World travel and tourism industry to reach $9.5T in 2023


The world travel and tourism industry is forecast to reach $9.5 trillion in 2023, according to new research by an industry group, almost reaching pre-pandemic levels.

Having suffered massive losses after the onset of the coronavirus, the sector is projected to recover by more than 95 percent of its 2019 levels when it was at its highest, the World Travel and Tourism Council (WTTC) said on Wednesday.

Jobs in the travel and tourism sector are also projected to catch 95 percent of the pre-pandemic levels, according to the 2023 Economic Impact Research conducted by WTTC in collaboration with Oxford Economics.

In 2022, despite the economic and geopolitical difficulties, the world travel and tourism sector grew by 22% year-on-year to reach $7.7 trillion.
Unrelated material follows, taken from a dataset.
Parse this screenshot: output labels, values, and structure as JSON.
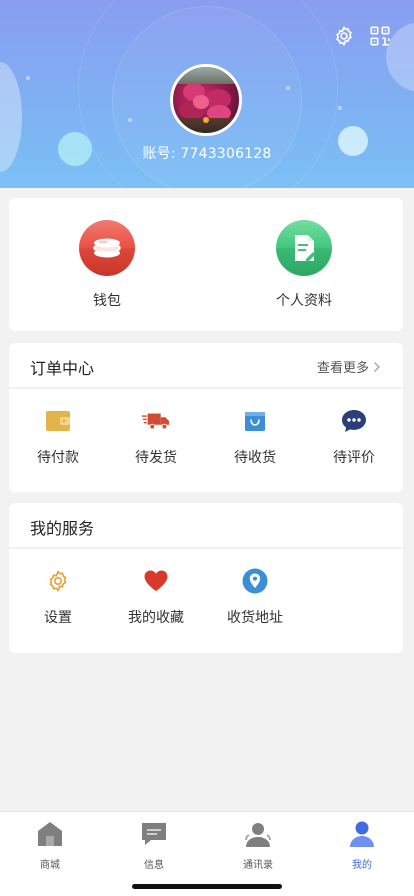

It made 7.6 percent of the global economy last year, the highest sector contribution since 2019, although its gross domestic product (GDP) was 22.9 percent below its 2019 peak.

According to the research, the ongoing Russia-Ukraine war and prolonged travel restrictions imposed by some countries had a significant impact on the global recovery in 2022.

“But the recent decision by the Chinese government to reopen its borders from January will propel the sector and see it recover to pre-pandemic levels next year,” it added.

The global travel and tourism sector generated 21.6 million new jobs in 2022 to reach more than 295 million, one in 11 jobs worldwide.

Overseas visitors’ spending surged by a record 82 percent to hit $1.1 trillion in 2022, indicating that international travel is firmly back on track.

Julia Simpson, the president and CEO of the WTTC, said: “By the end of the year, the sector’s contribution will be within touching distance of the 2019 peak. We expect 2024 to exceed 2019.”

The world tourism body forecasts that the sector will grow its GDP contribution to $15.5 trillion by 2033, making 11.6 percent of the global economy, and will employ 430 million people around the world, with almost 12 percent of the working population employed in the sector.